Many books about Kafka deal with the symptoms but neglect the cause, mistaking the cause for the symptom.  The seeming inability to accept the absurdity of the social world, unable to follow or understand or even see its dictates (think, maybe, marriage?) are common in those with Asperger’s. The response to this, seen by others as abnormal, is, in fact, a healthy reaction to an unhealthy situation (i.e. society) (‘An abnormal reaction to an abnormal situation is normal behaviour’.’ – Victor Frankl (in his book about the psychology of him surviving in Nazi camps)).

This then leads us back to the critic who wrote the book. If she is dealing with the symptoms of Kafka and ignoring the underlying cause, then can what she writes about Kafka be true? The answer to this is ‘yes…but’. Yes, what she writes is true of herself and her own inner world shapes her view of Kafka (subjective), but, what she writes is not true of Kafka. What do I mean by this? Well, if we take an old punching bag of mine, Sigmund Fraud (tee hee- to be fair, when asked about me, he feigned ignorance), Freud’s work focused on the causal aspect of many of his patients’ illnesses being sexual and filial. Is what Freud wrote/diagnosed true? Again, we go to the ‘yes…but’ answer. Yes, what Freud wrote was (likely) true of him, but, it is unlikely that it would be true of all of his patients too (some, maybe).

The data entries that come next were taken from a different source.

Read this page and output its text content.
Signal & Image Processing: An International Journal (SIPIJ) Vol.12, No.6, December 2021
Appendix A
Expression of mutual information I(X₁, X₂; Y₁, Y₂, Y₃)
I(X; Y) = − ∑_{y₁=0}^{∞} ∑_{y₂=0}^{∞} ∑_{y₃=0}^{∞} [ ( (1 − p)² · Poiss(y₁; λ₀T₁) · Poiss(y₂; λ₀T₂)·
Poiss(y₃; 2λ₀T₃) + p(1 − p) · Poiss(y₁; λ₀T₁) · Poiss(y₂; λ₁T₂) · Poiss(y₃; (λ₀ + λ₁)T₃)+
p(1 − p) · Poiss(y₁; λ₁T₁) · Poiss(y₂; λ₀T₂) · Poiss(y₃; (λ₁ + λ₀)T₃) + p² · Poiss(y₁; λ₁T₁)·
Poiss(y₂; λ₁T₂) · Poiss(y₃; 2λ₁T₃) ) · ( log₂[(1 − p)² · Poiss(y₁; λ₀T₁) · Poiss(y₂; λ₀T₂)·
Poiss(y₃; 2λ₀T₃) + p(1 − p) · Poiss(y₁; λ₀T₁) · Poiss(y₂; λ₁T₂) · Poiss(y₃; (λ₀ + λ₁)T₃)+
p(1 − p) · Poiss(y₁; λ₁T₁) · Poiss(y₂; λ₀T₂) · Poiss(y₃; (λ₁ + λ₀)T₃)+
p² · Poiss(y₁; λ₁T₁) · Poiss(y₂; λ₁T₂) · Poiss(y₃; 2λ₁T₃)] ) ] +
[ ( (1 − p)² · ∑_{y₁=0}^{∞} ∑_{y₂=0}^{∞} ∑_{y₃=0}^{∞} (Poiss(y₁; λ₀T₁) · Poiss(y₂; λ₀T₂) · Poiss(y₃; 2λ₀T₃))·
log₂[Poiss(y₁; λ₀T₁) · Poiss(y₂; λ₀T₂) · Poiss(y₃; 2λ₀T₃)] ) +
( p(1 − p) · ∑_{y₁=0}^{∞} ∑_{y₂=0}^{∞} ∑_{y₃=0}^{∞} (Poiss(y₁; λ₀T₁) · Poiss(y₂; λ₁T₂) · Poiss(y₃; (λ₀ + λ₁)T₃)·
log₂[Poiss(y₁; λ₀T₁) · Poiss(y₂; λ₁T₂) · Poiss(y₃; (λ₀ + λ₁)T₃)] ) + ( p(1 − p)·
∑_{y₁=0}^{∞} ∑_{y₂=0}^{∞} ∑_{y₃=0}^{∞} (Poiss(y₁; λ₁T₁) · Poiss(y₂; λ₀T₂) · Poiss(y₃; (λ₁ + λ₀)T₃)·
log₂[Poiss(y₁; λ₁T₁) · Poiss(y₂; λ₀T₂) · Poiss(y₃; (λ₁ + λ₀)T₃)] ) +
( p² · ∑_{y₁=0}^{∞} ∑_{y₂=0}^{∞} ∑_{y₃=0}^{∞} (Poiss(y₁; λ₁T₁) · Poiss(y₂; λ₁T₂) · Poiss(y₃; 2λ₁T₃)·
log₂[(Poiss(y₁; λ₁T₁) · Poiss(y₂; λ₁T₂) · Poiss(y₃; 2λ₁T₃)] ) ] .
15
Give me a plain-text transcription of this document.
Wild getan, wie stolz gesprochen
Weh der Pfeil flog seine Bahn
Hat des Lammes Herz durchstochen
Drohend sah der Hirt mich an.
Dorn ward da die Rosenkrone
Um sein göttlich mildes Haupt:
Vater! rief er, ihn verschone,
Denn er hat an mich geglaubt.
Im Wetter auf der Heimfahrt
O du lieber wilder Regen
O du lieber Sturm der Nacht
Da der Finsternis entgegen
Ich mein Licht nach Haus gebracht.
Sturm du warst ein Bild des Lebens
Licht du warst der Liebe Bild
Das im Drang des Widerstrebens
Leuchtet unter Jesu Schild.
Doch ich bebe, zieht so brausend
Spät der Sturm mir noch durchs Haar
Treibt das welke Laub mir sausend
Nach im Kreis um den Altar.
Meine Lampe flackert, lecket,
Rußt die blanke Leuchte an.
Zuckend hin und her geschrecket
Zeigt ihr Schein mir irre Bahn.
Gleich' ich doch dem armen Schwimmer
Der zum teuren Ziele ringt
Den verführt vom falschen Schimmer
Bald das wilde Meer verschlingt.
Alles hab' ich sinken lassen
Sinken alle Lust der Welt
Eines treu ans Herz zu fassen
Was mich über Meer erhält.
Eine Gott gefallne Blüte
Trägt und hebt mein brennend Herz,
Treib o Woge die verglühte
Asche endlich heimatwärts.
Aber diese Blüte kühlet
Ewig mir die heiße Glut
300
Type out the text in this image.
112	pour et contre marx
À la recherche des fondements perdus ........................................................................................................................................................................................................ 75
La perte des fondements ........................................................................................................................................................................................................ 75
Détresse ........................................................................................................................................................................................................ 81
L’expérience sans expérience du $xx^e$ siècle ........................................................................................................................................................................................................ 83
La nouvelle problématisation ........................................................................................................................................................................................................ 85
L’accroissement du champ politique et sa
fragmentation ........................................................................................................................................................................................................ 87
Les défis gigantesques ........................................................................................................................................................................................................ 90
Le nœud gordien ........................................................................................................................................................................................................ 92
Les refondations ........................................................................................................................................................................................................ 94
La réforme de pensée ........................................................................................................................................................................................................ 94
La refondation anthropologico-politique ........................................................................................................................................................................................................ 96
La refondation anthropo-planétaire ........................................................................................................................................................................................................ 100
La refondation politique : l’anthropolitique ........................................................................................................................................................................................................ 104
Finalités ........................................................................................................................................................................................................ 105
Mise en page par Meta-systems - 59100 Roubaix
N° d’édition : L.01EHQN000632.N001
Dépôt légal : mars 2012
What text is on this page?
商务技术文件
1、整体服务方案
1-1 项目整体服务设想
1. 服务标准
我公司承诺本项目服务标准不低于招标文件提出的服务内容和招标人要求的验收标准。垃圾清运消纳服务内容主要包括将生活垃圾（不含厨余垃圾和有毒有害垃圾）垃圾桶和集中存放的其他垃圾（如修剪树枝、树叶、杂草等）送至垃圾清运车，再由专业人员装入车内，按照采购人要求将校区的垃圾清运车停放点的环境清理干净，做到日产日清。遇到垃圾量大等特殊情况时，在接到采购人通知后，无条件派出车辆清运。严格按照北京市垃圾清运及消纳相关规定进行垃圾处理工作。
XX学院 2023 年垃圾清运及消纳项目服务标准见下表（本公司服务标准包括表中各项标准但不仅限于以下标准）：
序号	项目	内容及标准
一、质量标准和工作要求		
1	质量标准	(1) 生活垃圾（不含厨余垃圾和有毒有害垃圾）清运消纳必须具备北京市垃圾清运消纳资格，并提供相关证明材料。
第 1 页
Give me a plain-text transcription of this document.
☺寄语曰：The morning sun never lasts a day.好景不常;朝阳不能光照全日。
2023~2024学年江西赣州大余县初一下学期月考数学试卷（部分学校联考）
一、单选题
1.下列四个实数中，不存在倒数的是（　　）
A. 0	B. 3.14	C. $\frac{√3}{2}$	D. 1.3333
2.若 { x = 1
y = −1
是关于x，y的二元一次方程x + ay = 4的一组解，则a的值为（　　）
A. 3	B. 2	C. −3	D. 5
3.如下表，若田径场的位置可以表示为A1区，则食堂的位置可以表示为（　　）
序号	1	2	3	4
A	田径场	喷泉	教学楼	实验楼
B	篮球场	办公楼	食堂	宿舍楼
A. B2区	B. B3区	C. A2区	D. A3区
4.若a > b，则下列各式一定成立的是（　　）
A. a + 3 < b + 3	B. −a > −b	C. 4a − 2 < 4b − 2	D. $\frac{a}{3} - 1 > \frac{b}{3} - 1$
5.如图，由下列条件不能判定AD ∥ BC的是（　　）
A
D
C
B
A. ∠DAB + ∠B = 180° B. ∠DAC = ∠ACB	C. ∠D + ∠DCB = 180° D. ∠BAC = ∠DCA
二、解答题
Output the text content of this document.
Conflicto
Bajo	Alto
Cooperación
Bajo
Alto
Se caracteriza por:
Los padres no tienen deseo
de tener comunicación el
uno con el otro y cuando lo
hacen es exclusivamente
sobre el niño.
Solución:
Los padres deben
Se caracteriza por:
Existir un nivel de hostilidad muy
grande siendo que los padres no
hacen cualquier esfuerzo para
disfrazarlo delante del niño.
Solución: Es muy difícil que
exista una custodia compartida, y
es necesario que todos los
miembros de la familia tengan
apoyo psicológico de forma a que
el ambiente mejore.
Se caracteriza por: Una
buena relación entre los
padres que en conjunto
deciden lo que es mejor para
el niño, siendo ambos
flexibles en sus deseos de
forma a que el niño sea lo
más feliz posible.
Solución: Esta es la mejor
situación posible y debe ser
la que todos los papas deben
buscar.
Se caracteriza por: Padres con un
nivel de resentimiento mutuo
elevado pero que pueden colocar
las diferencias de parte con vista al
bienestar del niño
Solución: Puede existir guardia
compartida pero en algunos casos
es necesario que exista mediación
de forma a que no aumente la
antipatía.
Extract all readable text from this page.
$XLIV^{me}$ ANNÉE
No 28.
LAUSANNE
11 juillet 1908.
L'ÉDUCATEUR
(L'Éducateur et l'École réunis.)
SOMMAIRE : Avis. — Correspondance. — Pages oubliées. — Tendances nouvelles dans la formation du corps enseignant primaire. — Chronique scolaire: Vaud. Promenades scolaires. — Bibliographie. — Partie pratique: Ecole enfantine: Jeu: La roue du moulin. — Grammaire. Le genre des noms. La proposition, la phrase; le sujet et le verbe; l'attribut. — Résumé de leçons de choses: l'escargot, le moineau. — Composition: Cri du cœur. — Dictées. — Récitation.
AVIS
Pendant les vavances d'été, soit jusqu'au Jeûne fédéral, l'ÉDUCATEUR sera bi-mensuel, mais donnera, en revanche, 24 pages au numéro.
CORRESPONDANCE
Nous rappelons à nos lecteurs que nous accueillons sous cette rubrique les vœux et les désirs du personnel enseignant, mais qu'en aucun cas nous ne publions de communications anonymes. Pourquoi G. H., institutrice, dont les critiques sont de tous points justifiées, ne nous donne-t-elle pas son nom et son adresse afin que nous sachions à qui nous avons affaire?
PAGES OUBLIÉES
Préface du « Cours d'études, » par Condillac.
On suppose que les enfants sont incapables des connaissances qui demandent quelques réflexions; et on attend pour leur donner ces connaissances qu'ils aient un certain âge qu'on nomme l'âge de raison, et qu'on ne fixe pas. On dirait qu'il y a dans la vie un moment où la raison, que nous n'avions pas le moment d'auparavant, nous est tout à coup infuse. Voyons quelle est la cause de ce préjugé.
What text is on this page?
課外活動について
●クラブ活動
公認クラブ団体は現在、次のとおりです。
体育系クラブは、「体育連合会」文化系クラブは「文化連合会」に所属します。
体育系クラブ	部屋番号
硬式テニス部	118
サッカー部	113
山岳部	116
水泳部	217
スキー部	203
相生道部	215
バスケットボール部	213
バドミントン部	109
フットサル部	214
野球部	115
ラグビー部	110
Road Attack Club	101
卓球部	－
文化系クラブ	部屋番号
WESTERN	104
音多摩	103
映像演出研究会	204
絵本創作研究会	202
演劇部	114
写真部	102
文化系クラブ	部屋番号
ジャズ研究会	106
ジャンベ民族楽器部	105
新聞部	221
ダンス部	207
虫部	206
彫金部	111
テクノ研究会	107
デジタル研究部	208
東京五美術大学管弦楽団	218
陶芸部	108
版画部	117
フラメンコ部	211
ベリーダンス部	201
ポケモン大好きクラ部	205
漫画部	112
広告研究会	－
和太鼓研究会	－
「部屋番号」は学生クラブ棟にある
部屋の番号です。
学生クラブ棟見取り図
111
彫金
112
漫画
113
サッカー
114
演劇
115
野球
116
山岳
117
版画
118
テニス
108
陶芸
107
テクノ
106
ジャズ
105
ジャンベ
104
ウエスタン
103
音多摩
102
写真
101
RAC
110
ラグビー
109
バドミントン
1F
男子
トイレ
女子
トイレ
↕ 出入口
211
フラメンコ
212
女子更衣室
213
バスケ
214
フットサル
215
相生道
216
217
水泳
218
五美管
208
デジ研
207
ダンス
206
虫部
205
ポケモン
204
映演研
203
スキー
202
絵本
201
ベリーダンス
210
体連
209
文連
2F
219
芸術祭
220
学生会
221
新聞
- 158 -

Although we live in the world, we are, for the most part, removed of the world. A person’s insecurities often dominate their world view, and even their lives, for as the philosopher John Locke wrote, ‘What worries you, masters you’ and as we have oft noted, it is very hard, possibly impossible, to transcend our subjectivity and so we impose upon others, and upon the world itself, our own insecurities and biases, unnatural states and illusions which obscure, as Plato notes, truth. With this in mind, the next time we read Kafka, we should not read him as we are, but attempt to understand the books from his inner world and if we can understand some (not all, probably very few) with Asperger’s being people who have a greater understanding of the world and the absurdities which it entails then maybe we will be able to gain a greater understanding of those with different inner worlds than us, but also gain a greater understanding of our own inner worlds and how they shape us and is represented in the world without.